Weldon was born in Hampton, Virginia, on October 27, 1943 to Weldon Irvine Sr. and Virginia Brown Irvine. Raised by his grandparents Major and Mrs. Walter R. Brown on the campus of Hampton Institute in the house known as "The Lodge". While his grandmother played standup bass in a series of regional classical ensembles, her husband served as dean of the men's college at Hampton Institute. While attending Phenix High School, young Weldon developed a penchant for writing. He graduated from George P. Phenix High School in 1961. Irvine began playing piano as a teen, and while he later majored in literature at Hampton, music remained his first love, especially after discovering jazz. Keyboardist Weldon Irvine looms large in the pantheon of jazz-funk, profoundly influencing the subsequent generations of hip-hop artists for whom he served as collaborator and mentor.
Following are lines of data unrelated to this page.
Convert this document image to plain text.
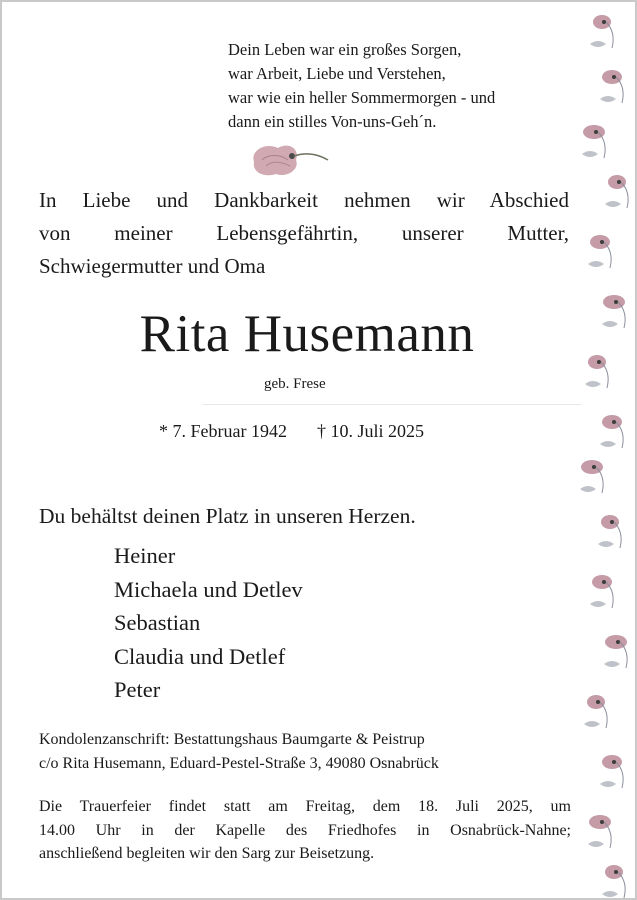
Dein Leben war ein großes Sorgen,
war Arbeit, Liebe und Verstehen,
war wie ein heller Sommermorgen - und
dann ein stilles Von-uns-Geh´n.
In Liebe und Dankbarkeit nehmen wir Abschied
von meiner Lebensgefährtin, unserer Mutter,
Schwiegermutter und Oma
Rita Husemann
geb. Frese
* 7. Februar 1942 † 10. Juli 2025
Du behältst deinen Platz in unseren Herzen.
Heiner
Michaela und Detlev
Sebastian
Claudia und Detlef
Peter
Kondolenzanschrift: Bestattungshaus Baumgarte & Peistrup
c/o Rita Husemann, Eduard-Pestel-Straße 3, 49080 Osnabrück
Die Trauerfeier findet statt am Freitag, dem 18. Juli 2025, um
14.00 Uhr in der Kapelle des Friedhofes in Osnabrück-Nahne;
anschließend begleiten wir den Sarg zur Beisetzung.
Upon settling in New York City in 1965, he signed on with Nina Simone as the legendary singer's organist, bandleader, arranger, and road manager. After seeing a performance of playwright Lorraine Hansberry's To Be Young, Gifted and Black, Simone instructed Irvine to compose lyrics for a song of the same title. The finished song would later merit cover versions by performers including Aretha Franklin, Stevie Wonder, and Donny Hathaway on its way to becoming the best known of his approximately 500 published compositions. "To Be Young, Gifted, and Black", performed live for the first time by Simone on the album Black Gold (1970). It has been dubbed the "official" Civil Rights anthem.
After splitting from Simone, Irvine formed his own 17-piece group that at different times included the likes of Billy Cobham, Randy Brecker, Bennie Maupin, and Don Blackman.
April 9, 2002 Weldon Irvine, Jr. said farewell to the world, leaving behind a son Weldon Irvine III.